Judge Bryan Smyth gave the prosecution a month to comply with the order but said he would strike out the charges if the material is not furnished without a "very good reason".

Damage

Mr Skinnarland is charged with unauthorised use of a truck belonging to a waste company on September 4 last year, drink driving in it and causing criminal damage to it.

He is charged with three other counts of criminal damage; to a pedestrian gate at an apartment block, the door of a Dealz shop, and a steel bollard.

The accused has not yet entered a plea and when the case came back before Dublin District Court, defence barrister John Griffin said he had not received full disclosure, ordered last November.

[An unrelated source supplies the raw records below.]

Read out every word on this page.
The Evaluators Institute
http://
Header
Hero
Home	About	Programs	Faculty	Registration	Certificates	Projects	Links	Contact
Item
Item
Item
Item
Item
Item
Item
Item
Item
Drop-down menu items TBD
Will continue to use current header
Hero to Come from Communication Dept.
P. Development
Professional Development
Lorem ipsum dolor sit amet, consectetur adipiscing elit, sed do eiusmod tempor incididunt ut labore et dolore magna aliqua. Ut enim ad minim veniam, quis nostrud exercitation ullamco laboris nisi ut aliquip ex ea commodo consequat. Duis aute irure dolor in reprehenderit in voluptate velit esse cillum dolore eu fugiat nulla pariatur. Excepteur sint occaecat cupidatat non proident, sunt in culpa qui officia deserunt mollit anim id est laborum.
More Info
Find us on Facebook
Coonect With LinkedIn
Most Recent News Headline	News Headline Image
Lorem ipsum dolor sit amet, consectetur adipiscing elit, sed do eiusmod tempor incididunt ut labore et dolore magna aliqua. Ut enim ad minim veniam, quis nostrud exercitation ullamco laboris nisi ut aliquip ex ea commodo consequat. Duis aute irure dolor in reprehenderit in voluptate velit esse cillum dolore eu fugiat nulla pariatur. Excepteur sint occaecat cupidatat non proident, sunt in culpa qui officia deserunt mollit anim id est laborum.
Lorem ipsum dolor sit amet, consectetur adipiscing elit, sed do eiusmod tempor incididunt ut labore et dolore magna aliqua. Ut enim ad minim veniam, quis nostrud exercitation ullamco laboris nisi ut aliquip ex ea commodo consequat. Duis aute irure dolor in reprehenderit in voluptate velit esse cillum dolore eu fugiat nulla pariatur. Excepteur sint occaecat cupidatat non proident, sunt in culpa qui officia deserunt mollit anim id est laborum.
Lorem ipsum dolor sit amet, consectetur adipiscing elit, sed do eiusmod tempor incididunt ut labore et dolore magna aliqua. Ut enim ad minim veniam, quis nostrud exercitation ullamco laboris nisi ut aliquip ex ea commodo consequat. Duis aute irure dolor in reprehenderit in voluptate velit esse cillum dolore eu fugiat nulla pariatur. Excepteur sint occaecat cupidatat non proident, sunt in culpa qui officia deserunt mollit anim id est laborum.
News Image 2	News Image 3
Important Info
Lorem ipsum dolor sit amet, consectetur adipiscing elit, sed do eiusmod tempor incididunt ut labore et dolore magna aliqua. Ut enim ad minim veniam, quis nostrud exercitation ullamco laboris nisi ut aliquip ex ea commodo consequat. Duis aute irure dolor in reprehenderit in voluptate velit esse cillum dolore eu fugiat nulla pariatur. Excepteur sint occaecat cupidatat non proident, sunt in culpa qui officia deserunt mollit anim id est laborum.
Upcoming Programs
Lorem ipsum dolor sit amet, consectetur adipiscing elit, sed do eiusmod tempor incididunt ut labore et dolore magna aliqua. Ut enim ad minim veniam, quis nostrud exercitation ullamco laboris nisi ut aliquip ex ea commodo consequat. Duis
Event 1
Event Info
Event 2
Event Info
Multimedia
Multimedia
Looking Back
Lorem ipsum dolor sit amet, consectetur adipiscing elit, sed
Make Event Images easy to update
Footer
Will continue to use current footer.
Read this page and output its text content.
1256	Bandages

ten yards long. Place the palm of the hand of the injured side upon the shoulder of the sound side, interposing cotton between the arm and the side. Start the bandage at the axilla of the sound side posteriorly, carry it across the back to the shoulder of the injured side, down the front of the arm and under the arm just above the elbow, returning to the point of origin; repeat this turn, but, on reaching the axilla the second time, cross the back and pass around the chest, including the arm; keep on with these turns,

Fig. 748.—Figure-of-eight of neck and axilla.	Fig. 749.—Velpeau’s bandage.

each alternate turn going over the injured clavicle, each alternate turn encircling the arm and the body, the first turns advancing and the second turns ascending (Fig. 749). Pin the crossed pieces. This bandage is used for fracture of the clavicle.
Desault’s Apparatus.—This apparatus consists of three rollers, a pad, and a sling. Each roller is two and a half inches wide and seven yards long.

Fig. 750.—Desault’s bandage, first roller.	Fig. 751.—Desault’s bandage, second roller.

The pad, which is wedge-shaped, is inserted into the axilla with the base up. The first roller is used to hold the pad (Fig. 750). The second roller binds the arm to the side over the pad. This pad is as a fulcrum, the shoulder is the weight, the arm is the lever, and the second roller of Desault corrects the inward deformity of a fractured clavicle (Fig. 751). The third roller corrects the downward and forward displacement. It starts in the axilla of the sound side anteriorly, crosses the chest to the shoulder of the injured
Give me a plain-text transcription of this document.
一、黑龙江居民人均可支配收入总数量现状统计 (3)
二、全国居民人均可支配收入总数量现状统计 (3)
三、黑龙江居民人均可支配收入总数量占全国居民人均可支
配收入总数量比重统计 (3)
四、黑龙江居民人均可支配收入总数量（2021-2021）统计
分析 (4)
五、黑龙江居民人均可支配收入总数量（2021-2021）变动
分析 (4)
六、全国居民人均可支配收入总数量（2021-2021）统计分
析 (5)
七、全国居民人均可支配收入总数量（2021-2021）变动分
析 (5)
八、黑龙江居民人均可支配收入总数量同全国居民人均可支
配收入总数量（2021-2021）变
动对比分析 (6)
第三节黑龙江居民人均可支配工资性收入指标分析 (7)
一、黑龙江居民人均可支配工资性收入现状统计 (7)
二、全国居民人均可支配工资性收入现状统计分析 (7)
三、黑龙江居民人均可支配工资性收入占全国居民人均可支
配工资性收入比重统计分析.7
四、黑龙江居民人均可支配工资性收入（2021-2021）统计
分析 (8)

Mr Griffin said CCTV had been mentioned in Garda documents but the defence had not yet received it.

A garda sergeant said there was no direct video of the incident but mobile phone footage was taken by a witness, who heard a bang and recorded someone running from a scene.

A still was taken from this footage. CCTV from Jury's Inn hotel on Parnell Street purported to show the accused leaving by a back door, the court heard.

Gardaí had not believed that either the phone still or the CCTV was of evidential value.

Identity

Mr Griffin said while it was not of evidential value to the prosecution, it might be to the defence and there "may very well be identity issues".

He said it was difficult to take instructions from his client in Norway when disclosure was coming in "piecemeal fashion".

The sergeant said the prosecuting garda had been having difficulty contacting one of the witnesses regarding the truck.

The other statement was about the phone recording and again, the garda did not think this was of evidential value.

The court heard the value of damage caused was "considerable"; estimated at over €4,000.

Previously, the court heard the accused would say he was out consuming alcohol on the night, went back to his hotel and "next thing he wakes up naked on the street".

Mr Skinnarland thought "his drink may have been spiked" and was "shocked at what's alleged", Mr Griffin said.